Taking your posting at face value, the answer given is a good answer to provide to an Engineer, rather than to a Mathematician.

Answer 2

A recursive solution is as follows. Let $P_L(n)$ be the probability of failure in a loop of $n$ bulbs and $P_S(n)$ the probability of failure in a string of $n$ bulbs. Then $$P_L(n)=pP_S(n-1)\mbox{ [bulb 1 survives]}$$ $$+qp^2P_S(n-3) \mbox{ [bulb 1 fails but bulbs 2 and n survive]}$$ $$+q(1-p^2) \mbox{ [bulb 1 and at least one of 2 and n fail]}.$$ and $$P_S(n)=q^2 \mbox{ [bulbs 1 and 2 fail]}$$ $$+pP_S(n-1) \mbox{ [bulb 1 survives]}$$ $$+qpP_S(n-2) \mbox{ [bulb 1 fails but bulb 2 survives]}.$$ This reproduces the solution of @user2661923 for $n=7$.

$P_S(1)=0$ and $P_S(2)=q^2$, so $P_S(3)=q^2(1+p)$, $P_S(4)=q^2(1+2p)$, $P_S(5)=q^2(1+2p+2p^2-p^3)$,$P_S(6)=q^2(1+2p+3p^2-p^4)$ so $$P_L(7)=q^2(1+2p+3p^2+4p^3-2p^4-p^5)=1-p^4[p^3-7p+7]$$

Answer 3

The probability of having no bulb fail is $p^7$. Otherwise (if there is at least one failed bulb), the number of ways to select $r > 0$ out of $n$ objects in a circular arrangement with no two adjacent is $$\frac{n}{r}\binom{n-r-1}{r-1} \tag{*}$$ So the probability that $7$ bulbs arranged in a circle will have no two adjacent bulbs fail is $$p^7 + \sum_{r=1}^3 \frac{7}{r}\binom{7-r-1}{r-1} q^r p^{7-r}$$ where the probability that a bulb fails is $q$, and $p=1-q$.

To show $(*)$, we first consider the number of ways to select integers $a_1, a_2, \dots ,a_r$ from the set $\{1,2, \dots ,n\}$ with no two adjacent.
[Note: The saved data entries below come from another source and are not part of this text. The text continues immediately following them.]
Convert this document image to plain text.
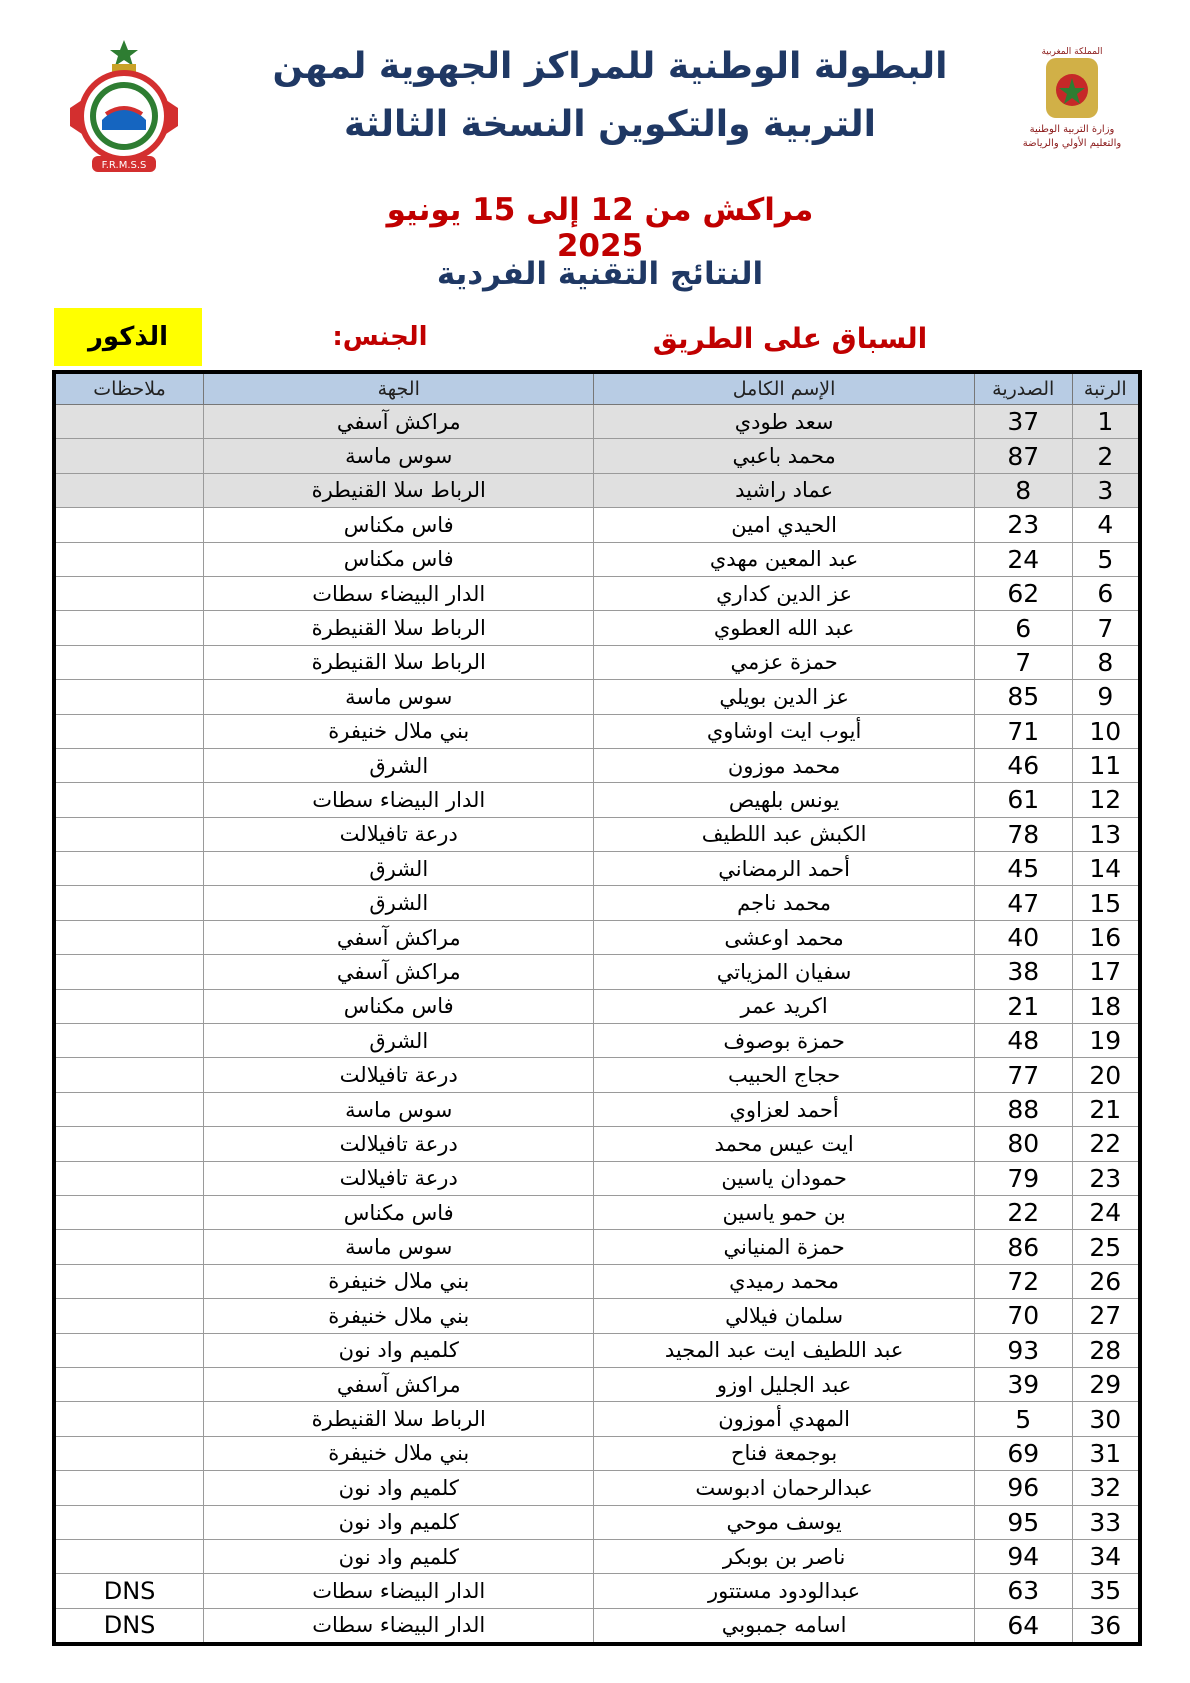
F.R.M.S.S
المملكة المغربية
وزارة التربية الوطنية
والتعليم الأولي والرياضة
البطولة الوطنية للمراكز الجهوية لمهن
التربية والتكوين النسخة الثالثة
مراكش من 12 إلى 15 يونيو 2025
النتائج التقنية الفردية
الذكور	الجنس:	السباق على الطريق
الرتبة	الصدرية	الإسم الكامل	الجهة	ملاحظات
1	37	سعد طودي	مراكش آسفي	
2	87	محمد باعبي	سوس ماسة	
3	8	عماد راشيد	الرباط سلا القنيطرة	
4	23	الحيدي امين	فاس مكناس	
5	24	عبد المعين مهدي	فاس مكناس	
6	62	عز الدين كداري	الدار البيضاء سطات	
7	6	عبد الله العطوي	الرباط سلا القنيطرة	
8	7	حمزة عزمي	الرباط سلا القنيطرة	
9	85	عز الدين بويلي	سوس ماسة	
10	71	أيوب ايت اوشاوي	بني ملال خنيفرة	
11	46	محمد موزون	الشرق	
12	61	يونس بلهيص	الدار البيضاء سطات	
13	78	الكبش عبد اللطيف	درعة تافيلالت	
14	45	أحمد الرمضاني	الشرق	
15	47	محمد ناجم	الشرق	
16	40	محمد اوعشى	مراكش آسفي	
17	38	سفيان المزياتي	مراكش آسفي	
18	21	اكريد عمر	فاس مكناس	
19	48	حمزة بوصوف	الشرق	
20	77	حجاج الحبيب	درعة تافيلالت	
21	88	أحمد لعزاوي	سوس ماسة	
22	80	ايت عيس محمد	درعة تافيلالت	
23	79	حمودان ياسين	درعة تافيلالت	
24	22	بن حمو ياسين	فاس مكناس	
25	86	حمزة المنياني	سوس ماسة	
26	72	محمد رميدي	بني ملال خنيفرة	
27	70	سلمان فيلالي	بني ملال خنيفرة	
28	93	عبد اللطيف ايت عبد المجيد	كلميم واد نون	
29	39	عبد الجليل اوزو	مراكش آسفي	
30	5	المهدي أموزون	الرباط سلا القنيطرة	
31	69	بوجمعة فناح	بني ملال خنيفرة	
32	96	عبدالرحمان ادبوست	كلميم واد نون	
33	95	يوسف موحي	كلميم واد نون	
34	94	ناصر بن بوبكر	كلميم واد نون	
35	63	عبدالودود مستتور	الدار البيضاء سطات	DNS
36	64	اسامه جمبوبي	الدار البيضاء سطات	DNS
For the choices to be non-adjacent, we must have $1 \le a_1$, $a_1 < a_2-1$, $a_2 < a_3-1$, $a_3 < a_4-1$, ..., $a_{r-1} < a_r -1$, and $a_r \le n$. An equivalent set of inequalities is $$1 \le a_1 < a_2-1 < a_3-2 < a_4-3 < \dots < a_r-r+1 \le n-r+1$$ So we may equivalently pick the values $ a_1 , a_2-1 , a_3-2 , a_4-3 , \dots , a_r-r+1$ from $\{1, 2, 3, \dots ,n-r+1 \}$, and this can be done in $\binom{n-r+1}{r}$ ways.

Now suppose we make selections from a circular arrangement of $\{1,2,\dots,n\}$ with no two selections adjacent; this differs from a linear arrangement only in that we may not select both $1$ and $n$. So how many arrangements does this eliminate? If a selection is bad in the sense that both $1$ and $n$ are selected but otherwise acceptable, then it must also be that neither $2$ nor $n-1$ is selected. We are left with $r-2$ non-adjacent integers to select from the $n-4$ integers from $3$ to $n-2$, and we know from above that this can be done in $\binom{(n-4)-(r-2)+1}{r-2}$ ways. So the number of ways to select $r$ integers from $\{1,2,\dots,n\}$ with no two adjacent in the circular sense is $$\binom{n-r+1}{r}-\binom{(n-4)-(r-2)+1}{r-2} = \frac{n}{r}\binom{n-r-1}{r-1}$$